Sirius Minerals, which is hoping to open the York Potash project at Sneaton, near Whitby, will submit revised proposals for planning permission this autumn.

Chairman Russell Scrimshaw said: “In recent years we have made exceptional progress towards our goals and also experienced some real highs and lows along that journey. It is said that ‘what doesn’t break you makes you stronger’ and despite the disappointment of the delays to the mine planning application for the York Potash Project in 2013, we are emerging with an even stronger planning case and environmental statement as well as with further strengthening of our business and project plans.”

The company ended March with £48.4m of cash in the bank following a £43m fundraising earlier that month.​ ​

Its pre-tax loss narrowed to £10.1m in the year to March 31, from a loss of £14.6m.
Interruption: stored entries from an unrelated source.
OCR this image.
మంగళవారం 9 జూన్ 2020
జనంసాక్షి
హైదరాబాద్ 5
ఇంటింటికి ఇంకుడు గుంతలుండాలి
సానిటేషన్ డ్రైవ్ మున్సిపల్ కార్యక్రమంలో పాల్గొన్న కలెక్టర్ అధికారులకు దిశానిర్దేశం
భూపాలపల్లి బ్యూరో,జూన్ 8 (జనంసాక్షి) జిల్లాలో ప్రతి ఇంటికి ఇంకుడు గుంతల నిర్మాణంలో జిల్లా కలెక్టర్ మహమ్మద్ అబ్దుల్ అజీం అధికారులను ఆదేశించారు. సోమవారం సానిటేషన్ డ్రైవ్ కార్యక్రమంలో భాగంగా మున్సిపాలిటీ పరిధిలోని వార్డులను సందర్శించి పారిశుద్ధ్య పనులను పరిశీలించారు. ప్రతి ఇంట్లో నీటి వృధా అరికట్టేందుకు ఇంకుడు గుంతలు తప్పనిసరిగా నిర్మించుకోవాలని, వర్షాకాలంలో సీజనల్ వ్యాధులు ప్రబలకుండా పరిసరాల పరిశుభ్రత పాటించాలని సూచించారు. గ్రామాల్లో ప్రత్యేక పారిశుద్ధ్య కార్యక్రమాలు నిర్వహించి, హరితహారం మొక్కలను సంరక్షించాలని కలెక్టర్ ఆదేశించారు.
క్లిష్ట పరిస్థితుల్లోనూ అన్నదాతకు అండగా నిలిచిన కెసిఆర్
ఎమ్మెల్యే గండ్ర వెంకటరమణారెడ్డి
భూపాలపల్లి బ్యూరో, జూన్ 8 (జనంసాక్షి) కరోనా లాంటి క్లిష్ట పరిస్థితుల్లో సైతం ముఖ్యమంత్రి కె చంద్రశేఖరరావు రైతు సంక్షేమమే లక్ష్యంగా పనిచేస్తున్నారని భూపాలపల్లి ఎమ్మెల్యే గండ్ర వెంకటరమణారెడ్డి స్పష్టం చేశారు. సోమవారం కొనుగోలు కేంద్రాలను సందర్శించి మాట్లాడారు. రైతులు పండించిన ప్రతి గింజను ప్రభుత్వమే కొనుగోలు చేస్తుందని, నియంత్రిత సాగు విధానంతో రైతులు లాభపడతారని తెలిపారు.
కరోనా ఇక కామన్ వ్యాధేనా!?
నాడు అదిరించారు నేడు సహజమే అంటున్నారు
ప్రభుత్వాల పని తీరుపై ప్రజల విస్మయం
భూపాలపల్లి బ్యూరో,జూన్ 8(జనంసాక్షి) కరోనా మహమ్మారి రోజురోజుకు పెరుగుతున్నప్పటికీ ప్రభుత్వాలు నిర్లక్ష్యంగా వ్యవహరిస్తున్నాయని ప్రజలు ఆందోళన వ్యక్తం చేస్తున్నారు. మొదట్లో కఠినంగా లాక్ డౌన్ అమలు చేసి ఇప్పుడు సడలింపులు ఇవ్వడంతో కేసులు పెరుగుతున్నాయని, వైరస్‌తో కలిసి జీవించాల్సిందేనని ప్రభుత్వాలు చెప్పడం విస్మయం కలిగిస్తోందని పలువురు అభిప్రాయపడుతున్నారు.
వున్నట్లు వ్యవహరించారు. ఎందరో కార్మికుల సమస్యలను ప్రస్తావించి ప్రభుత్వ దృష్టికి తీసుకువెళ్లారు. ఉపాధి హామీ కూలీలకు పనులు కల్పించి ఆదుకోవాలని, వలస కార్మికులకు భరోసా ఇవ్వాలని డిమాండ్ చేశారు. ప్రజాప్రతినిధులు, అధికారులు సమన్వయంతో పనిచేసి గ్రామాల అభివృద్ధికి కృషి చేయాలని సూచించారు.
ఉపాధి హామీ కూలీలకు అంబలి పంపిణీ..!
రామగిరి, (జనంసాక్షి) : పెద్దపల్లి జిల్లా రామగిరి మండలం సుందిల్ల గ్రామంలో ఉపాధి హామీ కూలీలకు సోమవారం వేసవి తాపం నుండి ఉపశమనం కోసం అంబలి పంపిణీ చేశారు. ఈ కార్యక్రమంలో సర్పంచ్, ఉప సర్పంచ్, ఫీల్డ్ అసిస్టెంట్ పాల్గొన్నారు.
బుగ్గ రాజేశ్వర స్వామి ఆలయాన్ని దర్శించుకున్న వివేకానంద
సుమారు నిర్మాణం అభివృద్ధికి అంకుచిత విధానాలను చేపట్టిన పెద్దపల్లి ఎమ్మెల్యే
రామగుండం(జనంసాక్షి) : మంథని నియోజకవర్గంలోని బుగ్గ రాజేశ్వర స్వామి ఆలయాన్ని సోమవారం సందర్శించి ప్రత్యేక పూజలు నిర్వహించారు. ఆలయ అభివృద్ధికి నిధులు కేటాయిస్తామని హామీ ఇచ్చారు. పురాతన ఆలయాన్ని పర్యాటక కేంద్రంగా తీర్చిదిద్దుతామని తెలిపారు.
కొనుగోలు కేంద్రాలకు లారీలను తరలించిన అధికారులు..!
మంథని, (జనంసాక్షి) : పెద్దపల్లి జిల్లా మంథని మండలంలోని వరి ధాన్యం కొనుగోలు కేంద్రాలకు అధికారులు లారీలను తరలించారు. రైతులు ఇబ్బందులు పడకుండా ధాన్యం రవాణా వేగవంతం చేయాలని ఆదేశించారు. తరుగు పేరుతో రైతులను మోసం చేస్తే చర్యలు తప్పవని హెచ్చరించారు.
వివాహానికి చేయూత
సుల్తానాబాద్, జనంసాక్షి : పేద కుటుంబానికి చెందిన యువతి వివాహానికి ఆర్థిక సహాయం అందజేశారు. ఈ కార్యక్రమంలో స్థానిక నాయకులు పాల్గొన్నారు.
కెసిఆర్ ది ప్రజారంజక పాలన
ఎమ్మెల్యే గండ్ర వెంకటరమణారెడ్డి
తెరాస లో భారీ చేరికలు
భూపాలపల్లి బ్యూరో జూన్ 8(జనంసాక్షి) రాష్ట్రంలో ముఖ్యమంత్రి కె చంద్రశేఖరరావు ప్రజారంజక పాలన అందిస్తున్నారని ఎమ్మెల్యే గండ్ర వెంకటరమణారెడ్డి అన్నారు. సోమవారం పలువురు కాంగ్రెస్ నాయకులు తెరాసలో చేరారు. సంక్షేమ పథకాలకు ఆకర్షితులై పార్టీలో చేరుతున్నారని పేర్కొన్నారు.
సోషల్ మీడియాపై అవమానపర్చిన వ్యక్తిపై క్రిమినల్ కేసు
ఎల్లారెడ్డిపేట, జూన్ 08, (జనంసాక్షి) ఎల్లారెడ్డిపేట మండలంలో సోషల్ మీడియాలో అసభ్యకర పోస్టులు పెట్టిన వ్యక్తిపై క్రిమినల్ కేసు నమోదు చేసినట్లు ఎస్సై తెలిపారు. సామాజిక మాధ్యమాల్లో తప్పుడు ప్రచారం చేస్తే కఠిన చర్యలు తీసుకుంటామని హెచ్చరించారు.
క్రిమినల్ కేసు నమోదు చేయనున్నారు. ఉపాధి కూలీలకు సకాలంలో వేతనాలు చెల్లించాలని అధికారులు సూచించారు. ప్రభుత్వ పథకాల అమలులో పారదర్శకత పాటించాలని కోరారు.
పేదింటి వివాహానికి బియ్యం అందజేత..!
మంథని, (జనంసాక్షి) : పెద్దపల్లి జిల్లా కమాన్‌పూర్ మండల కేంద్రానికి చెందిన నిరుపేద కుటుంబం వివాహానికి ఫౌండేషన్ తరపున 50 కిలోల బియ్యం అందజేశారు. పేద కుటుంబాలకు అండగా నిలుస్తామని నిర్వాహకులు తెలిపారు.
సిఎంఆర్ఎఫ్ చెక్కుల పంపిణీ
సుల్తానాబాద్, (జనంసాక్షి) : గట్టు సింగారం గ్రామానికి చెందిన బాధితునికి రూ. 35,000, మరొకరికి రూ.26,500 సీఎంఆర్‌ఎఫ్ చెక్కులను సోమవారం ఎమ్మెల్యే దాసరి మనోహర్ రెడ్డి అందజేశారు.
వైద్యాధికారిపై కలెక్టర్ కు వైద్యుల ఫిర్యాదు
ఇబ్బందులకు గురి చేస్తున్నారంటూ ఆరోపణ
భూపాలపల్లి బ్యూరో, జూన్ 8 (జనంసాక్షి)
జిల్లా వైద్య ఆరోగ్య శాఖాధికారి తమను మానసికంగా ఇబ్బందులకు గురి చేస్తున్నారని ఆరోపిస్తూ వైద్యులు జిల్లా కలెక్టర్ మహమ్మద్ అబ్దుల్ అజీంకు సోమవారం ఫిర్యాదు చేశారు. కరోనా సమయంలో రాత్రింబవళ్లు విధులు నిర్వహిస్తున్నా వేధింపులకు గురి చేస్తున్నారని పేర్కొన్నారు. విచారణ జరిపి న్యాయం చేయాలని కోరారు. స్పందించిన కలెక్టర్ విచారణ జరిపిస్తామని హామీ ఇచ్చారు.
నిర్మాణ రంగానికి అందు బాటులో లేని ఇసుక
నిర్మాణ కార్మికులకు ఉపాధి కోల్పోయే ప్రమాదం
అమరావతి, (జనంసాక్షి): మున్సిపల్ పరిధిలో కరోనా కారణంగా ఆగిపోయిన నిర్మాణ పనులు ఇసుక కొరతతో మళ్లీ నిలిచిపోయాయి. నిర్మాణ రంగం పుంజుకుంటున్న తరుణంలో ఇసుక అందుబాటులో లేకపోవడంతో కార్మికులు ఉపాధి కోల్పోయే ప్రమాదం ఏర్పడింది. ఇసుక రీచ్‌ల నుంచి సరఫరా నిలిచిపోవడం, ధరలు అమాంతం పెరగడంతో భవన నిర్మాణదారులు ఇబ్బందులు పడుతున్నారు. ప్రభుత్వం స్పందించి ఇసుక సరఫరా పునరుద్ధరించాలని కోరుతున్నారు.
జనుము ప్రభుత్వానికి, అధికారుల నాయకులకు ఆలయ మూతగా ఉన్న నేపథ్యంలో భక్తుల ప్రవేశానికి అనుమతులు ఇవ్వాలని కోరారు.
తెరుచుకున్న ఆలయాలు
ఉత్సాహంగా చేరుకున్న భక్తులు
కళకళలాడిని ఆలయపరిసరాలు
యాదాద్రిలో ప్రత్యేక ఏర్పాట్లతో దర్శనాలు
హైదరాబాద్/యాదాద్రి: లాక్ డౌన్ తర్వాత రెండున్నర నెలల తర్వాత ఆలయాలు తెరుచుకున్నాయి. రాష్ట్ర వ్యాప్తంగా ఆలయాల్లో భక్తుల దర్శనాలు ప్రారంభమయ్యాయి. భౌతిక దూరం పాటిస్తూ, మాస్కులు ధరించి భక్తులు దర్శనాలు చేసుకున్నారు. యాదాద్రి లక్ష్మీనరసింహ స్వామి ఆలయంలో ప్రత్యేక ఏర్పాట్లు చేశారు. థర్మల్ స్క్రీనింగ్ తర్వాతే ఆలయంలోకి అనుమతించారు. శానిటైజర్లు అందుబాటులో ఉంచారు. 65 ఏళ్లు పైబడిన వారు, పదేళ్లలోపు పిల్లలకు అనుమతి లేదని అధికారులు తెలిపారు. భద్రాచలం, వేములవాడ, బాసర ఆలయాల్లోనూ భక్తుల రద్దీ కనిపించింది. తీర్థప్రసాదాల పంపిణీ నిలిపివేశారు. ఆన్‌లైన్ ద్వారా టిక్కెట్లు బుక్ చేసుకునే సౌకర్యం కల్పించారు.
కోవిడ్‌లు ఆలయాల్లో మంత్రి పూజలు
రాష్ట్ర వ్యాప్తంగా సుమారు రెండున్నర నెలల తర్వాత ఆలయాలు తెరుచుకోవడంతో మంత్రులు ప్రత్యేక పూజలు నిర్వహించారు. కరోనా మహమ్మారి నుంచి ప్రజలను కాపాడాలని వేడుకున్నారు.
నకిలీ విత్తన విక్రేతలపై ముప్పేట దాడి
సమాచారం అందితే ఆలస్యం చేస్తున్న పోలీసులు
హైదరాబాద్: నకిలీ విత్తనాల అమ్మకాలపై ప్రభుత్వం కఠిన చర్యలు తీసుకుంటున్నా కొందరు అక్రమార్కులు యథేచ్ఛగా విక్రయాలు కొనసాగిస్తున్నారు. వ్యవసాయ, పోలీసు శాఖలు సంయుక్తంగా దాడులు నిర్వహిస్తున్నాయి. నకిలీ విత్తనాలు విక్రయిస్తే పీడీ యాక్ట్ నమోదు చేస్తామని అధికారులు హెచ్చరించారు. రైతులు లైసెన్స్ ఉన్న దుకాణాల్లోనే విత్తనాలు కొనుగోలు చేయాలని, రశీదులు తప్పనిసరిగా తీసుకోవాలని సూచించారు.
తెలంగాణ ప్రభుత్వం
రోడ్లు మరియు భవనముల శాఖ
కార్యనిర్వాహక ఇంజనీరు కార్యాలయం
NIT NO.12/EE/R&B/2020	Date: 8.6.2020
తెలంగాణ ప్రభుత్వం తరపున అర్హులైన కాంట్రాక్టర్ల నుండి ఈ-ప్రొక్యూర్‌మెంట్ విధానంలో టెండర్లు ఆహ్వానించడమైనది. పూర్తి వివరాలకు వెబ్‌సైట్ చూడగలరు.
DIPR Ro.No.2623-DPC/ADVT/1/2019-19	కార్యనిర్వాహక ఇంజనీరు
Mr Scrimshaw said the past year will be remembered for the signing of a major, long-term take-or-pay contract with a Fortune 500 US based agri-business.

“Such a commitment at this stage of a project’s development has been hitherto largely unheard of in our industry,” he said.

Analyst Paul Smith, at WH Ireland, said: “Sirius has signed nearly 5Mt of offtake and sales agreements with a variety of global companies, demonstrating there is a market for the polyhalite to be produced by Sirius.”